La contraddizione degli artisti che esprimono pubblicamente solidarietà
con le vittime del lavoro, i prigionieri politici o i popoli oppressi,
continuando a produrre opere d’arte secondo i principi della tradizione,
non appare più sopportabile. Le esperienze dei gruppi Fluxus, degli happening
e del Living Theatre hanno marcato profondamente la controcultura; tuttavia
il progressive rock mostra come questa spinta
alla rottura con il sistema arte della cultura borghese si sia potuta
combinare con lo sguardo ironico della Pop Art, con motivi tratti da romanzi
e film di fantascienza, con i nuovi fumetti e persino i nuovi stili della
pubblicità (Frith, Horne, 1988). La commistione stilistica e la disponibilità
verso sintesi sempre diverse può debordare in prodotti ibridi e disorganici,
nei quali il rifiuto dei comportamenti convenzionali e l’integrazione
nelle strutture della società post-industriale convivono senza apparenti
dissonanze. Questa deriva era già stata messa in luce da Konrad Boehmer,
un compositore attivo nelle manifestazioni della sinistra extraparlamentare
ma sempre vigilante rispetto alle tendenze regressive del movimento. Prendendo
in esame l’adozione di materiali e tecniche della musica di avanguardia
in certi pezzi dei Beatles e dei Mothers of Invention, Boehmer osservava:
“E’ opportuno sottoporre a un giudizio critico l’apparente conciliazione
di serialità e pop, soprattutto in ambiti musicali nei quali essa venne
praticata quasi programmaticamente. Così come la musica avanzata corre
il pericolo di proiettare sul piano estetico la fuga dalle sue tradizioni
e l’incursione nel mondo sociale, altrettanto la musica pop si espone
al pericolo di subordinare le innovazioni musicali ai criteri del mercato,
al cui orientamento dominante esse si oppongono, di ripetere cioè ogni
volta il processo di reificazione che li ha prodotti” (Boehmer, 1970:
152).
La modalità privilegiata
con cui i compositori hanno espresso una distanza critica nei confronti
degli apparati di dominio e delle forme di oppressione è la messa in musica
di testi di denuncia: questo vale per un insieme differenziato che comprende
Arnold Schoenberg, Kurt Weill, Hanns Eisler, Leonard Bernstein, Luigi
Dallapiccola e Hans-Werner Henze. A maggior ragione vale per le canzoni
di protesta che davano voce e suono alle istanze del movimento di contestazione
per così dire in tempo reale. Il progressive
rock, che a molti osservatori contemporanei appariva come apolitico,
presenta invece una situazione trasversale, che merita di essere indagata
anche perché è emblematica per l’underground nel suo complesso. Nei cantautori
– in Joan Baez, Bob Dylan, David Crosby e molti altri - il testo è l’elemento
primario attorno a cui si focalizza il significato; invece i testi dei
gruppi rock rappresentano una dimensione particolare di un significato
più complesso a cui partecipano la musica, le allusioni letterarie o mitiche
e gli elementi visivi. Nella loro analisi di 21st Century Schizoid Man dei King Crimson
(in questo sito), Agostini e Marconi hanno messo in evidenza come un insieme
coeso costituito dalle linee melodiche e dai modi di esecuzione del cantante,
dai decorsi armonici, dall’articolazione formale e dagli accorgimenti
strumentali e tecnici conferisca al brano una declinazione espressiva
e una forza comunicativa che il testo da solo – malgrado i riferimenti
espliciti alle pratiche di tortura dei lager nazisti e all’annientamento
dei villaggi vietnamiti – non potrebbe avere.
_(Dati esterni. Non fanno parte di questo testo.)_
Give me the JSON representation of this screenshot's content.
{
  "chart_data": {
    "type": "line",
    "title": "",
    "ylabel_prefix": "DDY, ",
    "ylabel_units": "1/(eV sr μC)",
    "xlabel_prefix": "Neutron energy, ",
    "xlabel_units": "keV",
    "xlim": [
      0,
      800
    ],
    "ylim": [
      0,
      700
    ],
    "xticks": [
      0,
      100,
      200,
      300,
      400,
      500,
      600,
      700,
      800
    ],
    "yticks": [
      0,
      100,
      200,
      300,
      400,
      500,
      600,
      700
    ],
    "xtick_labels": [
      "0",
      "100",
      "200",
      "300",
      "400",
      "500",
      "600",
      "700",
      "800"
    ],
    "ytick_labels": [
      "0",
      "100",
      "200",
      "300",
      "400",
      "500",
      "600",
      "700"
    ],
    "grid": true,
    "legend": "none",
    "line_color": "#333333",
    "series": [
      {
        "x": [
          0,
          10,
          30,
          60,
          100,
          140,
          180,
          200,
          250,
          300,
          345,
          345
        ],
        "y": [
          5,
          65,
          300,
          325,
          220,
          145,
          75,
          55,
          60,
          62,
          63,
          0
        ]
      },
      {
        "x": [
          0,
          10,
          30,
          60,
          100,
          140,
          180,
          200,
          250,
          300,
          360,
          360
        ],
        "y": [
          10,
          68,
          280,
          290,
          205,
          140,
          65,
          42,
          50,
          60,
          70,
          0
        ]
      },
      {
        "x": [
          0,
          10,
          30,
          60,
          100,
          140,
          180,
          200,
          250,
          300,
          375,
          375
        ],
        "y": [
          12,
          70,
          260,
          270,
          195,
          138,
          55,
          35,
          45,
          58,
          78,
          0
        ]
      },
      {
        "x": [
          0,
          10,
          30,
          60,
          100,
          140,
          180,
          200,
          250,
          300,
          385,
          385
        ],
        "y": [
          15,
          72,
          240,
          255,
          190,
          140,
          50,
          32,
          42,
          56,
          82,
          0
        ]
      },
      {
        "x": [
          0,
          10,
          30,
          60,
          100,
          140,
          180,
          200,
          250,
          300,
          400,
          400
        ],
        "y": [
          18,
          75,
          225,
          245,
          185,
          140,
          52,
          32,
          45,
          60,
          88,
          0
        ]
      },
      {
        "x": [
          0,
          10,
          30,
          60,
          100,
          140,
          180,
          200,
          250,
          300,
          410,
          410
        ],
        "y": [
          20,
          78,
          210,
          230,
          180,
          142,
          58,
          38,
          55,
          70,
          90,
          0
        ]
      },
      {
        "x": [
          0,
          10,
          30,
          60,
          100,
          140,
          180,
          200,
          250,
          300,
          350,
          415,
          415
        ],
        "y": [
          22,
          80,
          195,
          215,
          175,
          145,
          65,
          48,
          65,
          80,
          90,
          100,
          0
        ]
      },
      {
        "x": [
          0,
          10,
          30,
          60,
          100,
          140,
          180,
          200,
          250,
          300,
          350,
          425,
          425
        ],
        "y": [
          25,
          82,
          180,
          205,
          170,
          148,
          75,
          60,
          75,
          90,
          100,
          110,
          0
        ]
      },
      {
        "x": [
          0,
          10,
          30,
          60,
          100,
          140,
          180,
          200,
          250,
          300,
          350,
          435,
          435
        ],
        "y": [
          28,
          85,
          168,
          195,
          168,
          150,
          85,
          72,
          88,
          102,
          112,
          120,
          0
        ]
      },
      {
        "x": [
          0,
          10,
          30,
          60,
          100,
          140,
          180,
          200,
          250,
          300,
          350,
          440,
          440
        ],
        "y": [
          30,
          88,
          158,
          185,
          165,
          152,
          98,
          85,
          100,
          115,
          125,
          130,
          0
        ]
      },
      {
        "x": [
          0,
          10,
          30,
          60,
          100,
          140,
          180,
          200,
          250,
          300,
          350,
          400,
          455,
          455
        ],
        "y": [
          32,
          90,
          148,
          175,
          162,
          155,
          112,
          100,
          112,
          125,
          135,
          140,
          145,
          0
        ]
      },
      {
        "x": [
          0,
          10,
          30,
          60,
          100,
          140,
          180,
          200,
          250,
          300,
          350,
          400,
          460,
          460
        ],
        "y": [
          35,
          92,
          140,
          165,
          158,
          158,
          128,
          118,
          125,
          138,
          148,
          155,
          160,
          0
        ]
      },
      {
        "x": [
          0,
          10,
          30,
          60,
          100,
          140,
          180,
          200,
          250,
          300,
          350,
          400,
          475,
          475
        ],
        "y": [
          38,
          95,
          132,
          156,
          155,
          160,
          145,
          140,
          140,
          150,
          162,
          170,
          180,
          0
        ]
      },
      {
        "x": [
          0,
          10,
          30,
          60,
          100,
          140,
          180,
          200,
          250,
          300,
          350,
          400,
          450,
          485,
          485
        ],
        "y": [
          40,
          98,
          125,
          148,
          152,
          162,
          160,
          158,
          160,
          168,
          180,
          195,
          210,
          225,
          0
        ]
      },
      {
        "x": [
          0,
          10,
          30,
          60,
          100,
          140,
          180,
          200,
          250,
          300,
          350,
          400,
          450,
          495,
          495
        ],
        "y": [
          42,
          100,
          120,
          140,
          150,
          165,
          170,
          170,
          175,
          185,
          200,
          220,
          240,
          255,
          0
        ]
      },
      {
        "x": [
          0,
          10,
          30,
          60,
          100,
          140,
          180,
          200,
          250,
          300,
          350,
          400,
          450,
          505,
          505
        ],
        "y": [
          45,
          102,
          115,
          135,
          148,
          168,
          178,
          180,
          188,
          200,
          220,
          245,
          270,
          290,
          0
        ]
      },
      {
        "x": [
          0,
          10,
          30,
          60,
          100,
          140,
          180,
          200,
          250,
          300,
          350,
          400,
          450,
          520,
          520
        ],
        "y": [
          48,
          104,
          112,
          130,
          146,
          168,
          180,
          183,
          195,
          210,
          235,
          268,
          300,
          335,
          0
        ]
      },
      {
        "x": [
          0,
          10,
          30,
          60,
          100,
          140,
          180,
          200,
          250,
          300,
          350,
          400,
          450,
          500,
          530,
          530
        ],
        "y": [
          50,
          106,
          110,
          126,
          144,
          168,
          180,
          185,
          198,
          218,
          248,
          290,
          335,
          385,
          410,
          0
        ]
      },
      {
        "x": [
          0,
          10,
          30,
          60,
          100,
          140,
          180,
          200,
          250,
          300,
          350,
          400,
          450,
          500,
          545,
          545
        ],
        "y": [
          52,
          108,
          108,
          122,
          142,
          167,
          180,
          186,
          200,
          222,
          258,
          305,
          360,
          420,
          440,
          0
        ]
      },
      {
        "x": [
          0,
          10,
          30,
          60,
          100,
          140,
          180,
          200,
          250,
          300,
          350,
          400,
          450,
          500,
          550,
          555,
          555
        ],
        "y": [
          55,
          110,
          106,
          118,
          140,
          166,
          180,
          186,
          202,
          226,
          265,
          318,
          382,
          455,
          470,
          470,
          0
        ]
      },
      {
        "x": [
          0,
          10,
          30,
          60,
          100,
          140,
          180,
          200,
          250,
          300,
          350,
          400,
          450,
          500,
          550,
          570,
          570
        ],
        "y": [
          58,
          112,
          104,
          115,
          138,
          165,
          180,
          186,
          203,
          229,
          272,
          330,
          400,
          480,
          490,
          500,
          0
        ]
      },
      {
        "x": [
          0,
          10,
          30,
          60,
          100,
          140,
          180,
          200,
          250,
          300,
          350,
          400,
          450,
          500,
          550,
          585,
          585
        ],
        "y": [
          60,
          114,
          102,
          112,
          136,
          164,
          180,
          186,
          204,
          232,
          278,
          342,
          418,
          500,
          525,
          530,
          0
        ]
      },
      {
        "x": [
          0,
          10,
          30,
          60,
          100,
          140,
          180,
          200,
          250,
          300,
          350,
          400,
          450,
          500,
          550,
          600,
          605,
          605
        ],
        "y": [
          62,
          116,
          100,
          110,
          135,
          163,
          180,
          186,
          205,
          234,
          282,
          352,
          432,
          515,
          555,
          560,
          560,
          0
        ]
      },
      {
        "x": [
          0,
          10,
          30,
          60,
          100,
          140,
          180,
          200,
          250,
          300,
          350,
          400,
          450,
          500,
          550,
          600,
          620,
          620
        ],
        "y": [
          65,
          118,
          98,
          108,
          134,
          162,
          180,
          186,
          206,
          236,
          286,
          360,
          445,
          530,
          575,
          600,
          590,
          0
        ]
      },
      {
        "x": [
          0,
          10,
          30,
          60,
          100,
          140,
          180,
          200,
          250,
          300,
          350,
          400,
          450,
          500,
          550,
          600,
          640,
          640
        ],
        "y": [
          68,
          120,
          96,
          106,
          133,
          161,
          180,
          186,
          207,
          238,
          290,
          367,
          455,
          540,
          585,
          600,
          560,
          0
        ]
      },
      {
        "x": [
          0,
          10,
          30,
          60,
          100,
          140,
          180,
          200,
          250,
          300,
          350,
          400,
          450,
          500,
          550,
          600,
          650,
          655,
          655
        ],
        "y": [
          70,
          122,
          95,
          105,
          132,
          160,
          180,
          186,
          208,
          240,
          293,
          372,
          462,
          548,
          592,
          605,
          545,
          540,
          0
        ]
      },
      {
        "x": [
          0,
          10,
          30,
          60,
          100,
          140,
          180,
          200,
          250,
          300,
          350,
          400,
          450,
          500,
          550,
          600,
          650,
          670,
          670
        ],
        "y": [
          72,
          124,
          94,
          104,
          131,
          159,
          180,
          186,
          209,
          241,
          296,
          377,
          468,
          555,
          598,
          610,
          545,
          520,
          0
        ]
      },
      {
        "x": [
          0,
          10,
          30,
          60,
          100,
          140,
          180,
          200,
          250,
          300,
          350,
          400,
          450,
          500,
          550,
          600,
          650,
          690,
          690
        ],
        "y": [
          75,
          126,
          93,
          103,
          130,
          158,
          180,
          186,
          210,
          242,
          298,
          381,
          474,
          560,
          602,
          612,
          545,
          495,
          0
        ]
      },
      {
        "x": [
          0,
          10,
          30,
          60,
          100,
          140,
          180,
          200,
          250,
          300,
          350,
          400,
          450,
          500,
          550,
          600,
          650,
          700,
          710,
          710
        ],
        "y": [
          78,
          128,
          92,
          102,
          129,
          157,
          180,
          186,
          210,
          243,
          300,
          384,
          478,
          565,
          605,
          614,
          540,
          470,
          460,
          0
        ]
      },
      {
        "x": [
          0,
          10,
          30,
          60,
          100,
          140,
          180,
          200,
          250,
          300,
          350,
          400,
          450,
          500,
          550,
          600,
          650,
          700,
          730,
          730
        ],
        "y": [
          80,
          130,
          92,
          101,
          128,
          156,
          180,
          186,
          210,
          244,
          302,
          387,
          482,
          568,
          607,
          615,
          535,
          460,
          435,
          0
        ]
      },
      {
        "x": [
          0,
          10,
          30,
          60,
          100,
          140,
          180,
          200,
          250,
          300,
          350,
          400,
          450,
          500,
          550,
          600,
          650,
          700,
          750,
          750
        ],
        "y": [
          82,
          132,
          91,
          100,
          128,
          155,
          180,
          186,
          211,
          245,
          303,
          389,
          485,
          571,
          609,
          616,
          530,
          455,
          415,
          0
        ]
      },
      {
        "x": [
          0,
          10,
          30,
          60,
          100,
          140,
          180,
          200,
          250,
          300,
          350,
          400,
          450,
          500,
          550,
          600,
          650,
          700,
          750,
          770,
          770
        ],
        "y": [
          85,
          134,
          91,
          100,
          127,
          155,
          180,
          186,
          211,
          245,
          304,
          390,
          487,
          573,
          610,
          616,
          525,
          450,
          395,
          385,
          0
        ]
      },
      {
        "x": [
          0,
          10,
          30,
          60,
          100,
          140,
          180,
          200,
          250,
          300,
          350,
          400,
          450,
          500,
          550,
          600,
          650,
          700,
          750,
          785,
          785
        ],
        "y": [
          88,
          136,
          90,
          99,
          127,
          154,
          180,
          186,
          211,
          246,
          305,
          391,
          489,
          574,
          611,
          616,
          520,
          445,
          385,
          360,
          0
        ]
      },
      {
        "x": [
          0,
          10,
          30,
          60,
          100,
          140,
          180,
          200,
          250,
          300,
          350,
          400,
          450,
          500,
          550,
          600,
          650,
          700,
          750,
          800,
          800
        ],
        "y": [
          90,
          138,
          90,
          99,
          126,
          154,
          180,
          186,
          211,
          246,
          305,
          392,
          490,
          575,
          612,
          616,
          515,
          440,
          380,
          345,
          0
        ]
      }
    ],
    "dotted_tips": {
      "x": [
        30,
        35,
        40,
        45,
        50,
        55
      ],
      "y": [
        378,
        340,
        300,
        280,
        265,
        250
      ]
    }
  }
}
Living in the Heart of the Beast, una delle più complesse composizioni pubblicate su disco dagli Henry
Cow, mette invece l’ascoltatore a confronto con problematiche vicine a
quelle dell’avanguardia. La tecnica di montaggio di sezioni caratterizzate
da strumentazione, metro e tempo differenti – uno dei tratti salienti
del progressive rock – viene
qui messa al servizio di un significato globale di cui le parole sembrano
essere solamente un sintomo. Le strofe a metrica irregolare, che vengono
interpretate da Dagmar Krause generalmente in stile declamato, si mettono
in molteplici relazioni con la musica fungendo di volta in volta da anticipazione,
culmine o conseguenza di un processo sonoro. Questa impostazione determina
un continuo mutamento di ambiente che ha precedenti nelle opere di Schoenberg
e Weill; la sezione finale (“Now is the time to begin to go forward…”),
in tempo di marcia, fa emergere con chiarezza lo spirito di agitazione
politica.
In Little Red Record dei
Matching Mole il messaggio politico appare chiaramente nel titolo e nella
copertina del disco sulla quale sono ritratti i quattro membri del gruppo
con uniformi da guerriglieri (uno di loro agita il libretto di Mao, un
altro sventola una bandiera rossa, un terzo imbraccia un mitra). Il nome
del gruppo, che fu fondato da Robert Wyatt nel 1971, ha due riferimenti:
in primo luogo, è la traslitterazione del termine francese “machine molle”,
che a sua volta traduce il nome dei Soft Machine marcando il legame di
continuità tra i due gruppi; in secondo luogo, richiama Red
Mole, il titolo del giornale dei trotzkijsti inglesi che peraltro
nello stesso anno aveva pubblicato una conversazione tra John Lennon,
Yoko Ono, Robin Blackburn and Tariq Ali sui rapporti tra musica e politica.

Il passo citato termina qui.